Discours de Marine Le Pen à la soirée électorale des soutiens de Jordan Bardella après l'annonce de la dissolution de l'Assemblée nationale, à Paris, le 9 juin. (Denis Allard/Libération)
par Sébastien Ledoux, Historien, maître de conférence à l’Université de Picardie Jules-Verne
publié le 20 juin 2024 à 19h23

Si elle est portée par les associations juives depuis la fin de la Seconde Guerre mondiale, la mémoire de la Shoah entre, au cours des années 1980, dans une nouvelle étape : elle devient un objet à la fois de polarisation et de socialisation politique, ce qui l’amène à sortir définitivement de son cadre communautaire initial.

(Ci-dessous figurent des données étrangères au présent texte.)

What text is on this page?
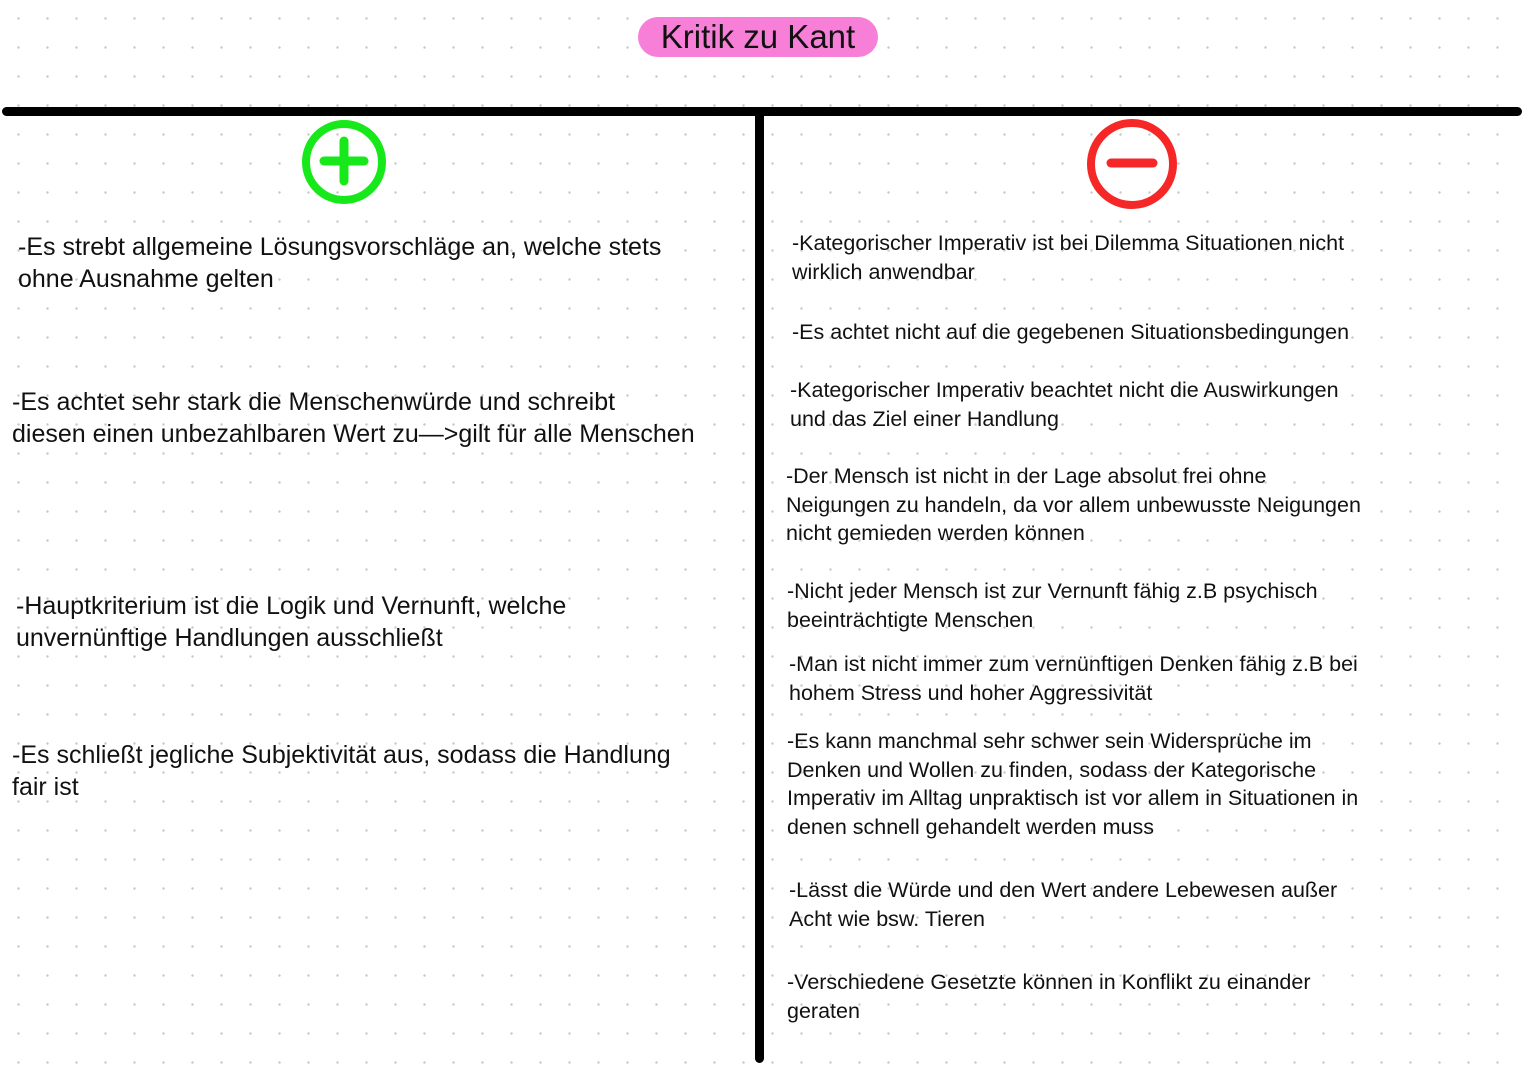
Kritik zu Kant

-Es strebt allgemeine Lösungsvorschläge an, welche stets
ohne Ausnahme gelten

-Es achtet sehr stark die Menschenwürde und schreibt
diesen einen unbezahlbaren Wert zu—>gilt für alle Menschen

-Hauptkriterium ist die Logik und Vernunft, welche
unvernünftige Handlungen ausschließt

-Es schließt jegliche Subjektivität aus, sodass die Handlung
fair ist

-Kategorischer Imperativ ist bei Dilemma Situationen nicht
wirklich anwendbar

-Es achtet nicht auf die gegebenen Situationsbedingungen

-Kategorischer Imperativ beachtet nicht die Auswirkungen
und das Ziel einer Handlung

-Der Mensch ist nicht in der Lage absolut frei ohne
Neigungen zu handeln, da vor allem unbewusste Neigungen
nicht gemieden werden können

-Nicht jeder Mensch ist zur Vernunft fähig z.B psychisch
beeinträchtigte Menschen

-Man ist nicht immer zum vernünftigen Denken fähig z.B bei
hohem Stress und hoher Aggressivität

-Es kann manchmal sehr schwer sein Widersprüche im
Denken und Wollen zu finden, sodass der Kategorische
Imperativ im Alltag unpraktisch ist vor allem in Situationen in
denen schnell gehandelt werden muss

-Lässt die Würde und den Wert andere Lebewesen außer
Acht wie bsw. Tieren

-Verschiedene Gesetzte können in Konflikt zu einander
geraten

Suite à plusieurs polémiques internationales (l’affaire du Carmel d’Auschwitz en 1985, l’affaire Waldheim en 1986) et nationales (Darquier de Pellepoix puis Faurisson sur la «rumeur d’Auschwitz» en 1978-1979, les affaires Roques en 1986 et Notin en 1990, l’affaire du «détail» de Jean-Marie Le Pen en 1987), cette mémoire est progressivement investie d’une norme à la fois morale et politique (la loi Gayssot de 1990 pénalise la contestation du génocide) que Jean-Marie Le Pen et les cadres du Front national se plairont à transgresser régulièrement.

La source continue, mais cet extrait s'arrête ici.